Trios
Passé quarante ans, quand l’observateur voit combien sont vaines toutes les pensées qui s’agitent dans les cerveaux humains et ‑combien sont creuses celles qui lui avaient d’abord semblé profondes, il se prend à regretter de n’avoir pas borné son intelligence à la production de sons harmonieux.
Hélas, pourquoi lui est-il impossible, par ignorance de la musique, de s’étourdir avec des mélodies, et de tirer, devant l’abîme d’incertitude qui est le terme de son existence, comme un rideau splendide fait de sonates, de concertos, d’oratorios, d’hymnes, d’intermèdes, de chants de toutes sortes !
Edmond Thiaudière, La Proie du Néant (Notes d’un pessimiste)
Entre la sonate pour violon et piano et le quatuor avec piano, le trio classique : piano, violon, violoncelle, sorte de sonate à trois, occupe une place singulière. Ceux des ‑compositeurs qui s’y sont attelés en ont ‑souvent réalisé de petits chefs‑d’œuvre : Beethoven (Trio à l’Archiduc), Mendelssohn (deux trios merveilleusement romantiques), Brahms, Schumann, Tchaïkovski (Trio à la mémoire d’un grand artiste). Qui n’a pas eu les larmes aux yeux en découvrant le déchirant Trio n° 2 de Chostakovitch ? Et quel bonheur raffiné à l’écoute de l’ineffable Trio de Ravel, sommet de subtilité !
Alors que le quatuor avec piano voit s’opposer deux blocs, le piano et le quatuor, comme dans un concerto, que la sonate pour violon et piano est un dialogue équilibré entre deux partenaires, le trio est une combinaison ‑complexe de trois caractères qui suppose une symbiose difficile à réaliser. Il s’ensuit que, tandis qu’il n’existe que très peu de formations permanentes de musiciens pour le quatuor avec piano, et peu de duos ‑permanents piano-violon (si l’on excepte les duos légendaires tels que Yehudi-Hephzibah Menuhin, Ferras-Barbizet, Heifetz-Piatigorsky), en revanche, les trios sont généralement joués par des « trios » constitués et stables dont deux, très différents, nous présentent aujourd’hui leurs enregistrements récents : le Trio Pascal et le Trio Karénine.

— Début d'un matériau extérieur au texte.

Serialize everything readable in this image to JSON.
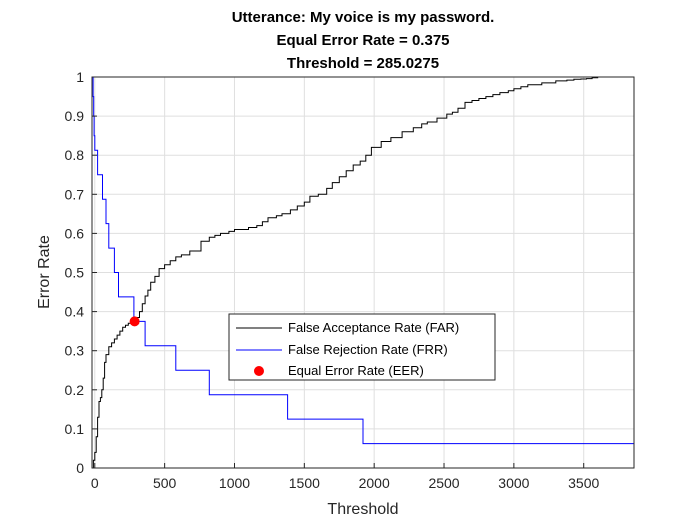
{
  "chart_data": {
    "type": "line",
    "title": [
      "Utterance: My voice is my password.",
      "Equal Error Rate = 0.375",
      "Threshold = 285.0275"
    ],
    "xlabel": "Threshold",
    "ylabel": "Error Rate",
    "xlim": [
      -20,
      3860
    ],
    "ylim": [
      0,
      1
    ],
    "xticks": [
      0,
      500,
      1000,
      1500,
      2000,
      2500,
      3000,
      3500
    ],
    "yticks": [
      0,
      0.1,
      0.2,
      0.3,
      0.4,
      0.5,
      0.6,
      0.7,
      0.8,
      0.9,
      1
    ],
    "grid": true,
    "legend_position": "center-right",
    "series": [
      {
        "name": "False Acceptance Rate (FAR)",
        "color": "#000000",
        "style": "step",
        "x": [
          -20,
          -10,
          0,
          10,
          20,
          30,
          40,
          50,
          60,
          70,
          80,
          100,
          120,
          140,
          160,
          180,
          200,
          220,
          240,
          260,
          285,
          300,
          320,
          340,
          360,
          380,
          400,
          430,
          460,
          500,
          540,
          580,
          620,
          680,
          760,
          820,
          860,
          900,
          960,
          1000,
          1100,
          1160,
          1200,
          1240,
          1300,
          1340,
          1400,
          1450,
          1500,
          1540,
          1600,
          1660,
          1700,
          1750,
          1800,
          1850,
          1900,
          1940,
          1980,
          2050,
          2120,
          2200,
          2280,
          2340,
          2380,
          2450,
          2520,
          2560,
          2600,
          2650,
          2700,
          2750,
          2800,
          2850,
          2900,
          2960,
          3000,
          3050,
          3100,
          3200,
          3300,
          3380,
          3430,
          3480,
          3520,
          3560,
          3600,
          3700,
          3760,
          3860
        ],
        "values": [
          0.0,
          0.02,
          0.04,
          0.08,
          0.13,
          0.17,
          0.18,
          0.2,
          0.23,
          0.27,
          0.29,
          0.31,
          0.32,
          0.33,
          0.34,
          0.35,
          0.36,
          0.365,
          0.37,
          0.373,
          0.375,
          0.385,
          0.4,
          0.42,
          0.44,
          0.455,
          0.475,
          0.49,
          0.51,
          0.52,
          0.53,
          0.54,
          0.545,
          0.555,
          0.58,
          0.59,
          0.595,
          0.6,
          0.605,
          0.61,
          0.615,
          0.62,
          0.63,
          0.64,
          0.645,
          0.65,
          0.66,
          0.67,
          0.68,
          0.695,
          0.7,
          0.715,
          0.73,
          0.745,
          0.76,
          0.775,
          0.785,
          0.8,
          0.82,
          0.835,
          0.845,
          0.86,
          0.87,
          0.88,
          0.885,
          0.895,
          0.905,
          0.91,
          0.92,
          0.935,
          0.94,
          0.945,
          0.95,
          0.955,
          0.96,
          0.965,
          0.97,
          0.975,
          0.98,
          0.985,
          0.99,
          0.992,
          0.994,
          0.995,
          0.996,
          0.998,
          1.0,
          1.0,
          1.0,
          1.0
        ]
      },
      {
        "name": "False Rejection Rate (FRR)",
        "color": "#0000ff",
        "style": "step",
        "x": [
          -20,
          -12,
          -8,
          -5,
          0,
          20,
          55,
          80,
          100,
          140,
          170,
          280,
          360,
          580,
          820,
          1380,
          1920,
          3840,
          3860
        ],
        "values": [
          1.0,
          0.95,
          0.9,
          0.85,
          0.8125,
          0.75,
          0.6875,
          0.625,
          0.5625,
          0.5,
          0.4375,
          0.375,
          0.3125,
          0.25,
          0.1875,
          0.125,
          0.0625,
          0.0625,
          0.0
        ]
      }
    ],
    "markers": [
      {
        "name": "Equal Error Rate (EER)",
        "color": "#ff0000",
        "x": 285.0275,
        "y": 0.375
      }
    ]
  }
}
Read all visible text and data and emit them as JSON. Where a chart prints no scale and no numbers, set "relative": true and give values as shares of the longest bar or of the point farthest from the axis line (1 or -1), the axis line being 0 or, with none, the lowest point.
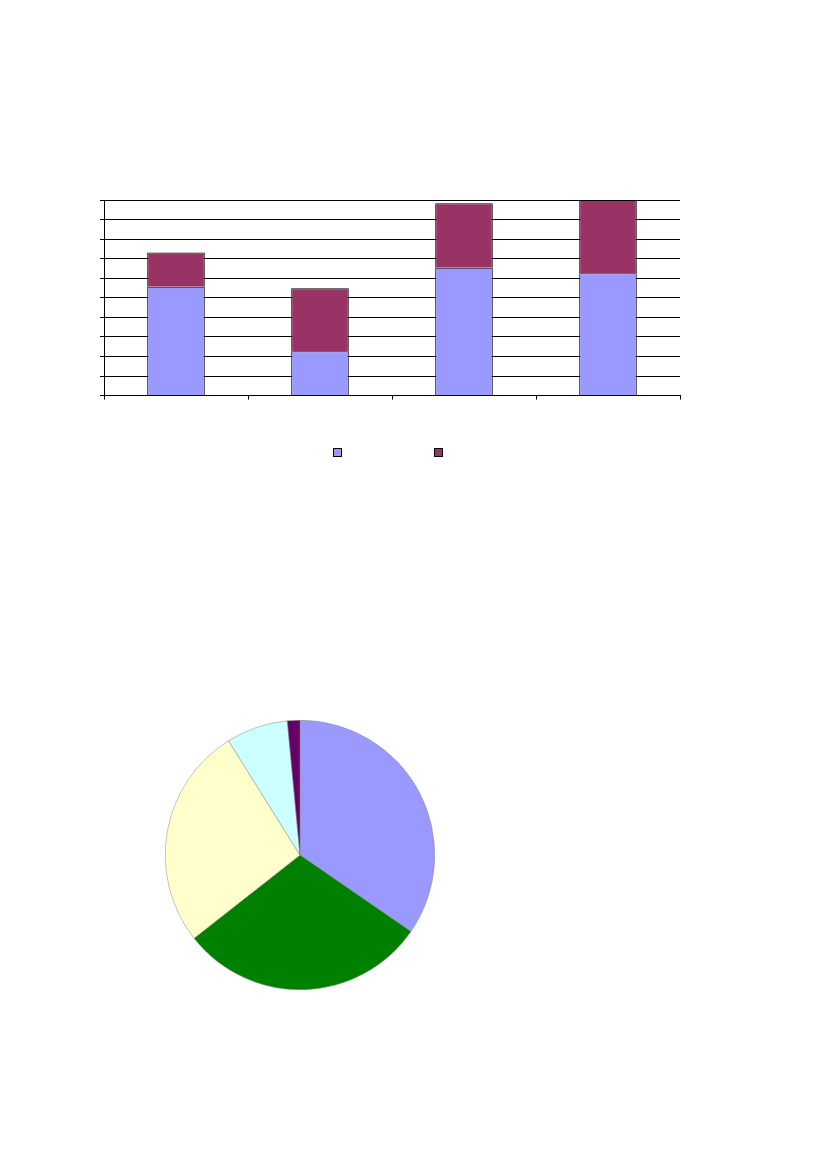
{
  "chart_data": [
    {
      "type": "bar",
      "stacked": true,
      "relative": true,
      "grid": "y",
      "categories": [
        null,
        null,
        null,
        null
      ],
      "series": [
        {
          "color": "#9999ff",
          "values": [
            0.556,
            0.227,
            0.654,
            0.625
          ]
        },
        {
          "color": "#993366",
          "values": [
            0.176,
            0.322,
            0.329,
            0.375
          ]
        }
      ]
    },
    {
      "type": "pie",
      "categories": [
        null,
        null,
        null,
        null,
        null
      ],
      "values": [
        34.6,
        29.8,
        26.7,
        7.4,
        1.5
      ],
      "colors": [
        "#9999ff",
        "#008000",
        "#ffffcc",
        "#ccffff",
        "#660066"
      ]
    }
  ]
}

Trio Pascal : les trios de Schubert
Les Trios de Schubert vous sont familiers. Élégants, d’un romantisme tendre et de bon aloi, ils s’inscrivent résolument dans la tradition beethovénienne du Trio à l’Archiduc. Mais au-delà de l’écoute superficielle, ces deux trios se révèlent plus profonds qu’il n’y paraît. Schumann écrira, en découvrant l’opus 100 (mi bémol) enfin édité un an après la mort de Schubert : « En dehors de la musique de Schubert, il n’en existe aucune qui soit aussi étonnante dans ses cheminements, ses combinaisons et ses sautes d’idées, néanmoins logiques. » Le Trio Pascal est composé du père, Denis (piano), et de ses deux fils, Alexandre (violon) et Aurélien (violoncelle) et ce lien affectif crée une symbiose inhabituellement forte qui se ressent d’emblée, comme une évidence. Une interprétation précise, mesurée, chaleureuse aussi, qui convient bien à cette musique tendre et mélancolique.
2 CD MUSICA
Trio Karénine : Schoenberg, La Nuit transfigurée
Quel contraste ! Pour interpréter cette pièce emblématique de Schoenberg, transcrite pour trio par un disciple du compositeur, le jeune mais déjà célèbre Trio Karénine a fait un choix déterminant. Aidé par un ingénieur du son (dont le nom n’est pas révélé) qui a organisé une prise de son d’une extraordinaire fidélité, avec un piano aux basses hors normes (un Bösendorfer ?), nos trois musiciens jouent une musique inattendue, exceptionnelle, explosive, qui vous prend et ne vous laisse aucun répit jusqu’à l’accord final. Que vous soyez ou non familiers de cette œuvre, la dernière de la période postromantique de Schoenberg avant le passage au dodécaphonisme, vous ne pouvez qu’être transportés par cette recréation, qui mérite absolument la découverte.
Sur le même disque, deux autres transcriptions : les Six Pièces en forme de canon de Schumann, lumineuses, et Tristia, extrait de Vallée d’Obermann, de Liszt.